ParameterDescriptionDefault value
ackThe structure that enwraps the target Kubernetes cluster information (required)nil
cluster_nameThe TiDB cluster name (required and unique)nil
tidb_versionThe TiDB cluster versionv3.0.1
tidb_cluster_chart_versiontidb-cluster helm chart versionv1.0.1
pd_countThe number of PD nodes3
pd_instance_typeThe PD instance typeecs.g5.large
tikv_countThe number of TiKV nodes3
tikv_instance_typeThe TiKV instance typeecs.i2.2xlarge
tiflash_countThe count of TiFlash nodes2
tiflash_instance_typeThe TiFlash instance typeecs.i2.2xlarge
cdc_countThe count of TiCDC nodes3
cdc_instance_typeThe TiCDC instance typeecs.c5.2xlarge
tidb_countThe number of TiDB nodes2
tidb_instance_typeThe TiDB instance typeecs.c5.4xlarge
monitor_instance_typeThe instance type of monitoring componentsecs.c5.xlarge
override_valuesThe values.yaml configuration file of the TiDB cluster. You can read it using the file() functionnil
local_exec_interpreterThe interpreter that executes the command line instruction["/bin/sh", "-c"]
create_tidb_cluster_releaseWhether to create the TiDB cluster using Helmfalse

Manage multiple Kubernetes clusters

It is recommended to use a separate Terraform module to manage a specific Kubernetes cluster. (A Terraform module is a directory that contains the .tf script.)

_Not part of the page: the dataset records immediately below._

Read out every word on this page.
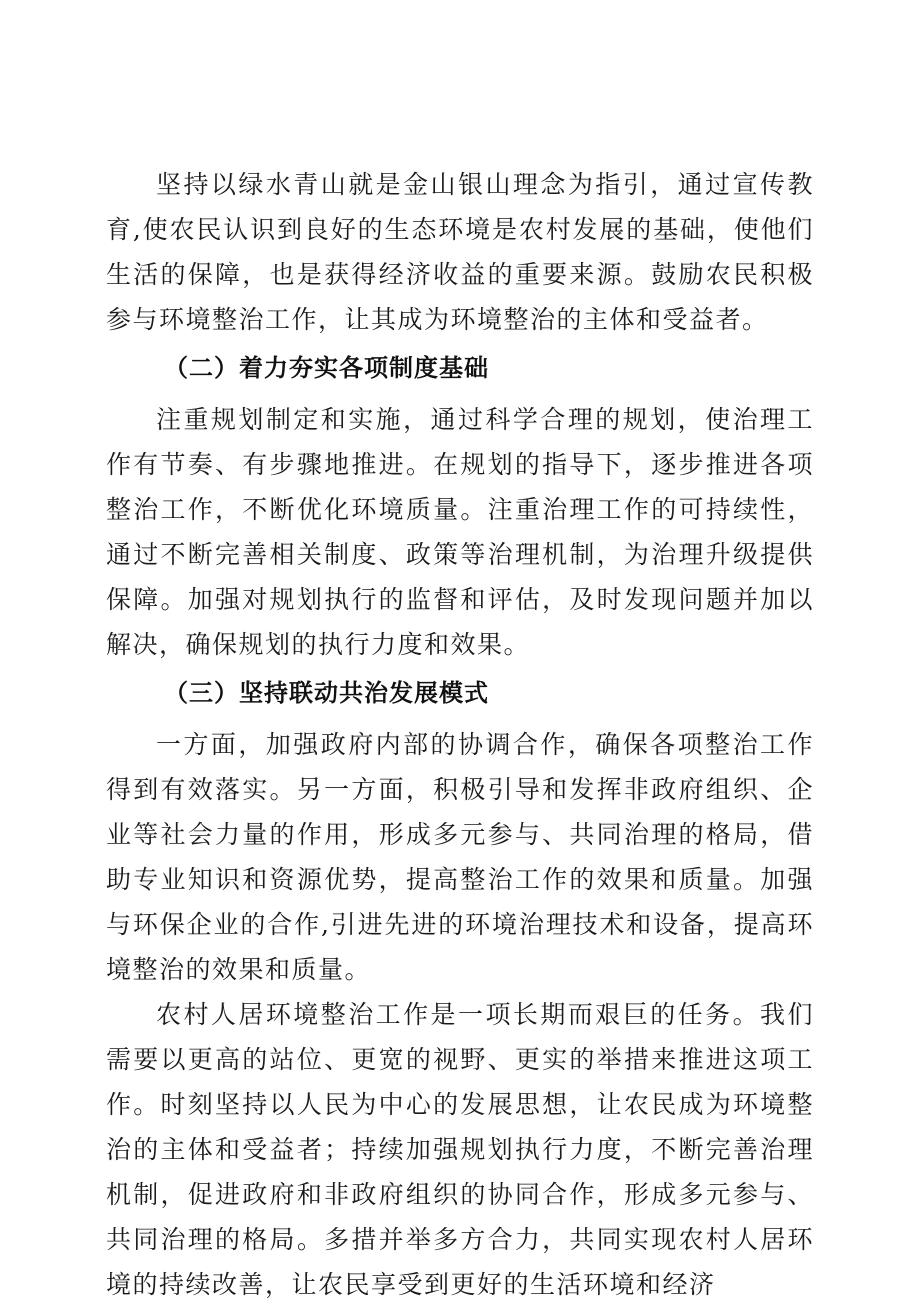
坚持以绿水青山就是金山银山理念为指引，通过宣传教育,使农民认识到良好的生态环境是农村发展的基础，使他们生活的保障，也是获得经济收益的重要来源。鼓励农民积极参与环境整治工作，让其成为环境整治的主体和受益者。

（二）着力夯实各项制度基础

注重规划制定和实施，通过科学合理的规划，使治理工作有节奏、有步骤地推进。在规划的指导下，逐步推进各项整治工作，不断优化环境质量。注重治理工作的可持续性，通过不断完善相关制度、政策等治理机制，为治理升级提供保障。加强对规划执行的监督和评估，及时发现问题并加以解决，确保规划的执行力度和效果。

（三）坚持联动共治发展模式

一方面，加强政府内部的协调合作，确保各项整治工作得到有效落实。另一方面，积极引导和发挥非政府组织、企业等社会力量的作用，形成多元参与、共同治理的格局，借助专业知识和资源优势，提高整治工作的效果和质量。加强与环保企业的合作,引进先进的环境治理技术和设备，提高环境整治的效果和质量。

农村人居环境整治工作是一项长期而艰巨的任务。我们需要以更高的站位、更宽的视野、更实的举措来推进这项工作。时刻坚持以人民为中心的发展思想，让农民成为环境整治的主体和受益者；持续加强规划执行力度，不断完善治理机制，促进政府和非政府组织的协同合作，形成多元参与、共同治理的格局。多措并举多方合力，共同实现农村人居环境的持续改善，让农民享受到更好的生活环境和经济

deploy/aliyun combines multiple reusable Terraform scripts in deploy/modules. To manage multiple clusters, perform the following operations in the root directory of the tidb-operator project:

  1. Create a directory for each cluster. For example:

    mkdir -p deploy/aliyun-staging
  2. Refer to main.tf in deploy/aliyun and write your own script. For example:

    provider "alicloud" { region = ${REGION} access_key = ${ACCESS_KEY} secret_key = ${SECRET_KEY} } module "tidb-operator" { source = "../modules/aliyun/tidb-operator" region = ${REGION} access_key = ${ACCESS_KEY} secret_key = ${SECRET_KEY} cluster_name = "example-cluster" key_file = "ssh-key.pem" kubeconfig_file = "kubeconfig" } provider "helm" { alias = "default" insecure = true install_tiller = false kubernetes { config_path = module.tidb-operator.kubeconfig_filename } } module "tidb-cluster" { source = "../modules/aliyun/tidb-cluster" providers = { helm = helm.default } cluster_name = "example-cluster" ack = module.tidb-operator } module "bastion" { source = "../modules/aliyun/bastion" bastion_name = "example-bastion" key_name = module.tidb-operator.key_name vpc_id = module.tidb-operator.vpc_id vswitch_id = module.tidb-operator.vswitch_ids[0] enable_ssh_to_worker = true worker_security_group_id = module.tidb-operator.security_group_id }

You can customize this script. For example, you can remove the module "bastion" declaration if you do not need the bastion machine.

Destroy

  1. Refer to Destroy a TiDB cluster to delete the cluster.

  2. Destroy the ACK cluster by running the following command:

    terraform destroy

If the Kubernetes cluster is not successfully created, the destroy operation might return an error and fail. In such cases, manually remove the Kubernetes resources from the local state:

terraform state list
terraform state rm module.ack.alicloud_cs_managed_kubernetes.k8s

It may take a long time to finish destroying the cluster.

Limitation

You cannot change pod cidr, service cidr, and worker instance types once the cluster is created.